I'm very lucky to live just a few feet from the two-mile-long sands of Portobello beach, and enjoy watching it's different moods at all times of year. Occasionally, on the rare occasion that the sun is out in a cloudless blue sky, it will be covered in day-trippers roasting themselves to a luminous lobster-shade of red while trying to keep the sand out of their sandwiches. Then there are the quieter days when it's only the dog walkers or beachcombers wandering along its length.

Today though was a bit more unusual. For the first time since the 70's Portobello held a rowing regatta. Teams from all over brought they're hand-made wooden crafts to take part, from as far afield as Eyemouth, Anstruther and Achiltibuie. Twenty teams in all took part with four rowers and a skipper on the tiller. Each one rowed out to a marker buoy and back, with four skiffs racing at once. It all became quite exciting and the crowds cheered enthusiastically as each team raced home.

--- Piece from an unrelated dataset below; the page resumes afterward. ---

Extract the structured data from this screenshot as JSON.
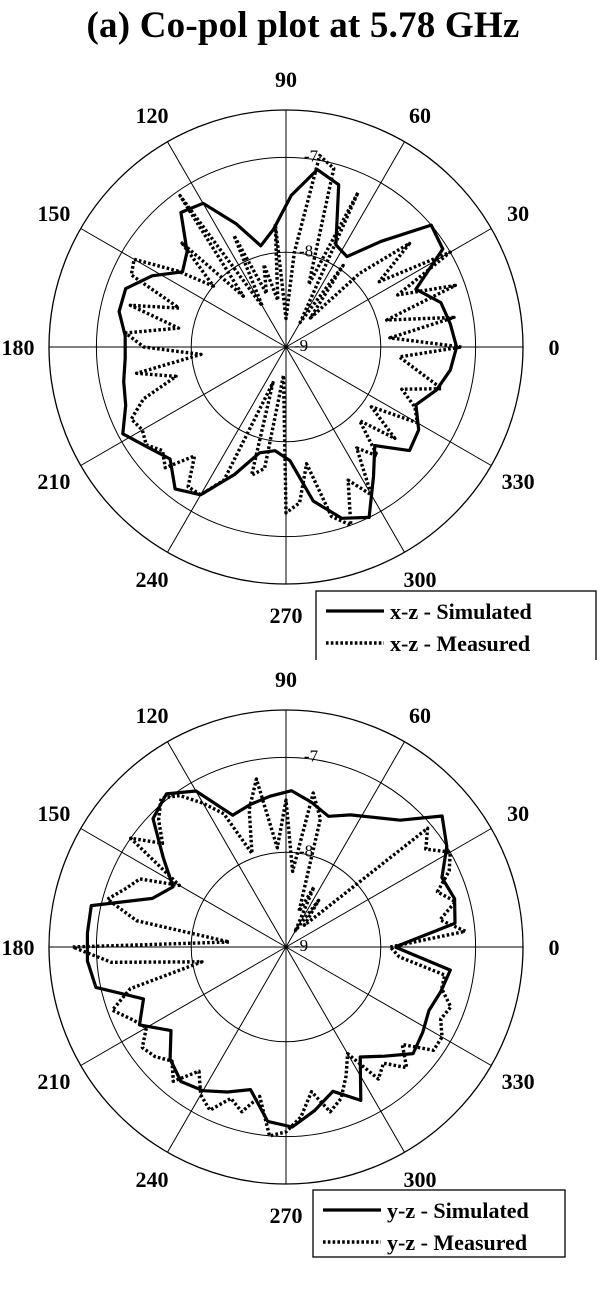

There was a Portobello community boat entry, that had been built locally. Surrounding primary schools had a competition to name the completed skiff, which is called Icebreaker, which did pretty well on the day. The Scottish Coastal Rowing Project supplied the design for the boat, which is a "St Ayles Skiff" and a local group called Row Porty built it for the community. A grant has been given to the group to build a second boat which anyone from the local community will be able to use.

The event was well supported and the activity centered around a local coffee shop called the Beach House, which last year had fenced off a large area adjacent in order to start up Portobello Sailing and Kayaking club. The regatta, run over two days, seems a natural extension of the club. It reminded me of the days when I ran a deli and coffee shop and over the summer we would have regular live jazz outside. It created a real community feeling and the regatta had pretty much the same feel about it today, with everyone smiling and chatting, and generally having a good time.

It is now their hope to run it every year. Judging by the attendance today, even under heavy laden steel-coloured skies, I'm pretty sure it will. And not a beach lobster in sight!